Lidocaine intensifies the anti-osteogenic effect on inflammation-induced human dental pulp stem cells via mitogen-activated protein kinase inhibition.

Background/purpose: Human dental pulp stem cells (hDPSCs) are an emerging source of mesenchymal stem cells (MSCs) for bone tissue regeneration and engineering. In bone regeneration using transplanted MSCs, the extracellular environment or co-injected drugs can affect their success or failure. In this study, we investigated the effects and signaling mechanisms of lidocaine on osteogenic differentiation of hDPSCs after inducing inflammatory conditions with lipopolysaccharide (LPS) and tumor necrosis factor-alpha (TNF-α).

Materials And Methods: To investigate the effect of lidocaine on the osteogenic differentiation of LPS/TNF-α-treated hDPSCs, alkaline phosphatase (ALP) and Alizarin red S (ARS) staining were conducted. The expression of osteogenesis-related genes was assessed using quantitative real-time polymerase chain reaction and western blotting. The expression of mitogen-activated protein kinases was analyzed to evaluate the effect of lidocaine on osteogenic differentiation of LPS/TNF-α-treated hDPSCs.

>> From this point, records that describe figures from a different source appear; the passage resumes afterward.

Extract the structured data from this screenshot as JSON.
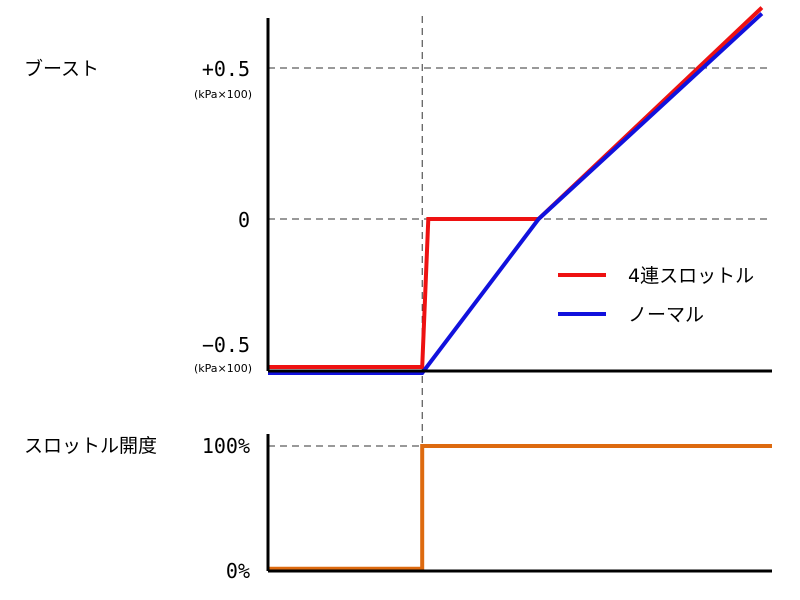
{
  "chart_data": [
    {
      "type": "line",
      "title": "ブースト",
      "xlabel": "",
      "ylabel": "ブースト",
      "ylim": [
        -0.5,
        0.5
      ],
      "yticks": [
        {
          "value": 0.5,
          "label": "+0.5",
          "unit": "(kPa×100)"
        },
        {
          "value": 0,
          "label": "0",
          "unit": ""
        },
        {
          "value": -0.5,
          "label": "−0.5",
          "unit": "(kPa×100)"
        }
      ],
      "grid": true,
      "legend": "right",
      "series": [
        {
          "name": "4連スロットル",
          "color": "#ee1111",
          "points": [
            [
              0,
              -0.49
            ],
            [
              0.306,
              -0.49
            ],
            [
              0.318,
              0
            ],
            [
              0.537,
              0
            ],
            [
              0.98,
              0.7
            ]
          ]
        },
        {
          "name": "ノーマル",
          "color": "#1111dd",
          "points": [
            [
              0,
              -0.51
            ],
            [
              0.306,
              -0.51
            ],
            [
              0.537,
              0
            ],
            [
              0.98,
              0.68
            ]
          ]
        }
      ]
    },
    {
      "type": "line",
      "title": "スロットル開度",
      "xlabel": "",
      "ylabel": "スロットル開度",
      "ylim": [
        0,
        100
      ],
      "yticks": [
        {
          "value": 100,
          "label": "100%"
        },
        {
          "value": 0,
          "label": "0%"
        }
      ],
      "grid": true,
      "series": [
        {
          "color": "#dd6a10",
          "points": [
            [
              0,
              1
            ],
            [
              0.306,
              1
            ],
            [
              0.306,
              100
            ],
            [
              1,
              100
            ]
          ]
        }
      ]
    }
  ]
}
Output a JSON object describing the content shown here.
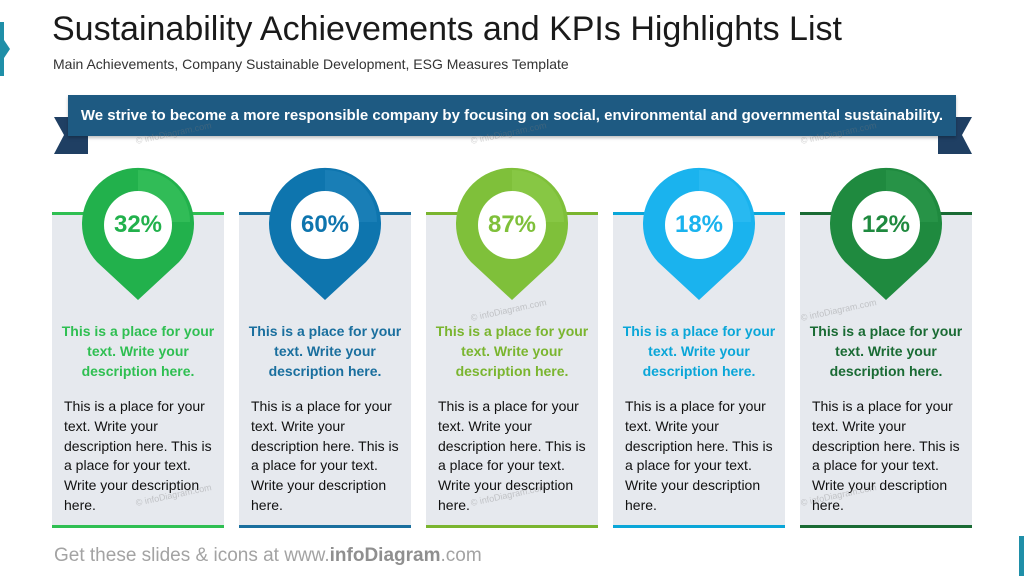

Results: Various concentrations of lidocaine (0.05, 0.2, and 1 mM) further decreased ALP and ARS staining of LPS/TNF-α-treated hDPSCs. Similarly, the mRNA and protein expression of osteogenesis-related genes was suppressed via lidocaine treatment in LPS/TNF-α-treated hDPSCs. Lidocaine treatment downregulated the protein expression of p-ERK and p-JNK in LPS/TNF-α-treated hDPSCs.

Conclusion: Lidocaine intensified the inhibition of osteogenic differentiation on inflammation-induced hDPSCs by inhibiting the ERK and JNK signaling pathways. This in vitro study suggested that lidocaine may have an inhibitory effect on bone regeneration.